January 26, 2009 at 11:17 am
Knocked Up was a much lower-quality film than Juno, I felt. It was much more formulaic and and unrealistic, at least, and much less enjoyable. There’s something offputting about the propaganda-esque quality of these movies where babies–or even love interests–transform the main characters from who they were. For one thing, I resent the automatic maligning of people who don’t have childrearing responsibilities (like many movies of this ilk.) Whether it’s a comfortable upper middle class BMW/rooftop apartment kinda guy, or jet-setting L.A.-based travel writer, Hollywood cannot allow these people to enjoy life until they have procreated. It is so boring. And, in the case of Knocked Up, if you’re an unemployed, pot smoking one-of-the-lads type, how is it a BAD thing that you are not responsible for the wellbeing of other people, particularly children?
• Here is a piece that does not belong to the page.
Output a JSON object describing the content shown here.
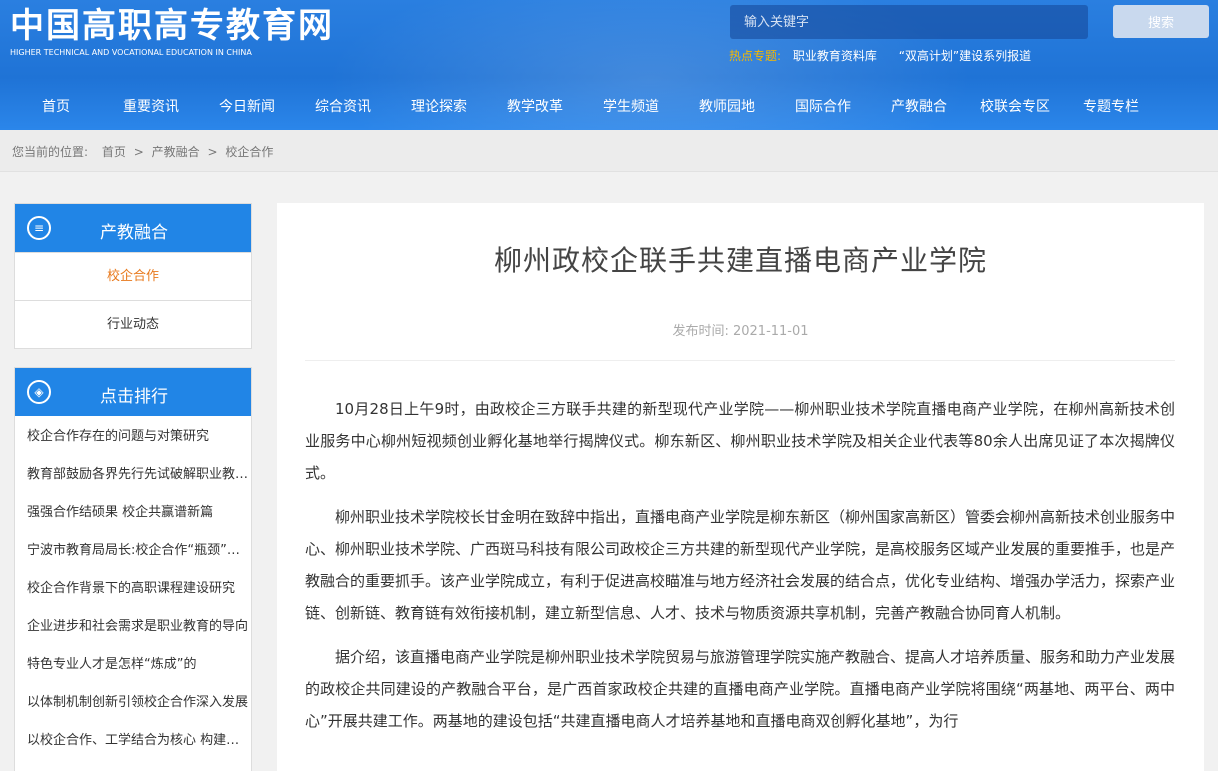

Further, “Knocked Up,” “Nine Months,” etc. who indulge in this sort of (usually male) redeption belie the complexity of change and perpetuate the illusion that permanence can be created just like that and it’s reasonable to expect people to be that adaptable. Romance abetted by the untimely birth of children? Borderline mythological.
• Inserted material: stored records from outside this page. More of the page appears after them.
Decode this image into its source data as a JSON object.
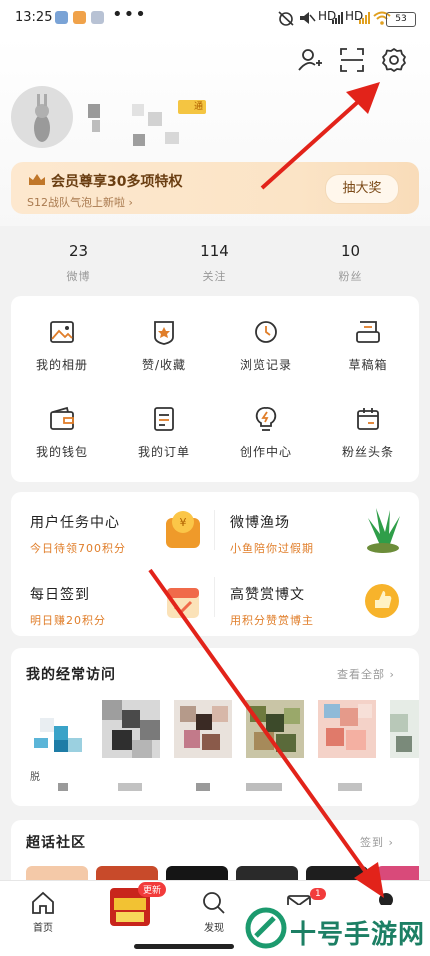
{
  "status_bar": {
    "time": "13:25",
    "more": "•••",
    "signal_1": "HD",
    "signal_2": "HD",
    "battery": "53"
  },
  "header": {
    "vip_badge": "通"
  },
  "vip_banner": {
    "title": "会员尊享30多项特权",
    "subtitle": "S12战队气泡上新啦 ›",
    "button": "抽大奖"
  },
  "stats": [
    {
      "value": "23",
      "label": "微博"
    },
    {
      "value": "114",
      "label": "关注"
    },
    {
      "value": "10",
      "label": "粉丝"
    }
  ],
  "tools": [
    {
      "label": "我的相册",
      "icon": "photo-album-icon"
    },
    {
      "label": "赞/收藏",
      "icon": "like-collect-icon"
    },
    {
      "label": "浏览记录",
      "icon": "history-icon"
    },
    {
      "label": "草稿箱",
      "icon": "drafts-icon"
    },
    {
      "label": "我的钱包",
      "icon": "wallet-icon"
    },
    {
      "label": "我的订单",
      "icon": "order-icon"
    },
    {
      "label": "创作中心",
      "icon": "creator-icon"
    },
    {
      "label": "粉丝头条",
      "icon": "fans-headline-icon"
    }
  ],
  "tasks": [
    {
      "title": "用户任务中心",
      "sub": "今日待领700积分"
    },
    {
      "title": "微博渔场",
      "sub": "小鱼陪你过假期"
    },
    {
      "title": "每日签到",
      "sub": "明日赚20积分"
    },
    {
      "title": "高赞赏博文",
      "sub": "用积分赞赏博主"
    }
  ],
  "frequent_visits": {
    "title": "我的经常访问",
    "more": "查看全部 ›",
    "first_name": "脱"
  },
  "super_topic": {
    "title": "超话社区",
    "more": "签到 ›"
  },
  "tabbar": {
    "tabs": [
      {
        "label": "首页",
        "icon": "home-icon"
      },
      {
        "label": "",
        "icon": "promo-icon",
        "badge": "更新"
      },
      {
        "label": "发现",
        "icon": "search-icon"
      },
      {
        "label": "",
        "icon": "message-icon",
        "badge": "1"
      },
      {
        "label": "",
        "icon": "profile-icon"
      }
    ]
  },
  "watermark": {
    "text": "十号手游网"
  },
  "colors": {
    "accent_orange": "#e07e2a",
    "vip_text": "#6a3e12",
    "arrow_red": "#e2231a",
    "watermark_green": "#1c7f64"
  }
}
Anyway, the “unrealism” in Juno was pulled off by the protagonist’s naivete and adolescence. I mean, the rationale of the movie is the rationale of a teenager coping with her life, not the underlying message of the film. What was that message? Somewhat open to interpretation, I think. I don’t think that Juno necessarily makes the right choice, and her parents, or her boyfriend, or even the script writers, actors, etc., also seem a little ambivalent. But they support her. The movie is about how this particular girl manuevers through this situation. It doesn’t try to make a point about her being “a better person in the end.” (Juno would never say something that banal.) It shows, rather than tells, the lessons she learns, and if you pay attention you’ll see that they really aren’t about the virtue of not terminating a pregnancy. Juno learns that things are a lot more complicated than she thought–like marriages, other relationships, how things are going to be after going through this pregnancy experience, how other people feel about this baby, how what she’s doing is a really big deal–that through her assent a thoughtless experiment with a boy turns into an experience that nearly overpowered her–she’s a lot less cocky at the end of the film. I think to really appreciate this movie you have to realize that it’s really about one character, Juno. Juno is DEFinitely not anti-abortion. If anything I would say it questions the flippancy with which “pro-life” groups to suggest that adotion is a much better option for women and girls who are involuntarily pregnant. Especially from the angle of emotional hardship.
August 7, 2009 at 9:55 am
Thank you.
I’ve always wondered about how Hollywood will be able to ultimately brain wash the mass into accepting abortion.
I mean, it is against every motherly instinct to kill their own babies. Motherly instinct is so strong.
But of course Hollywood has done these kind of things before. And the formula is always the same.
Good to be reminded that everything on TV has agenda.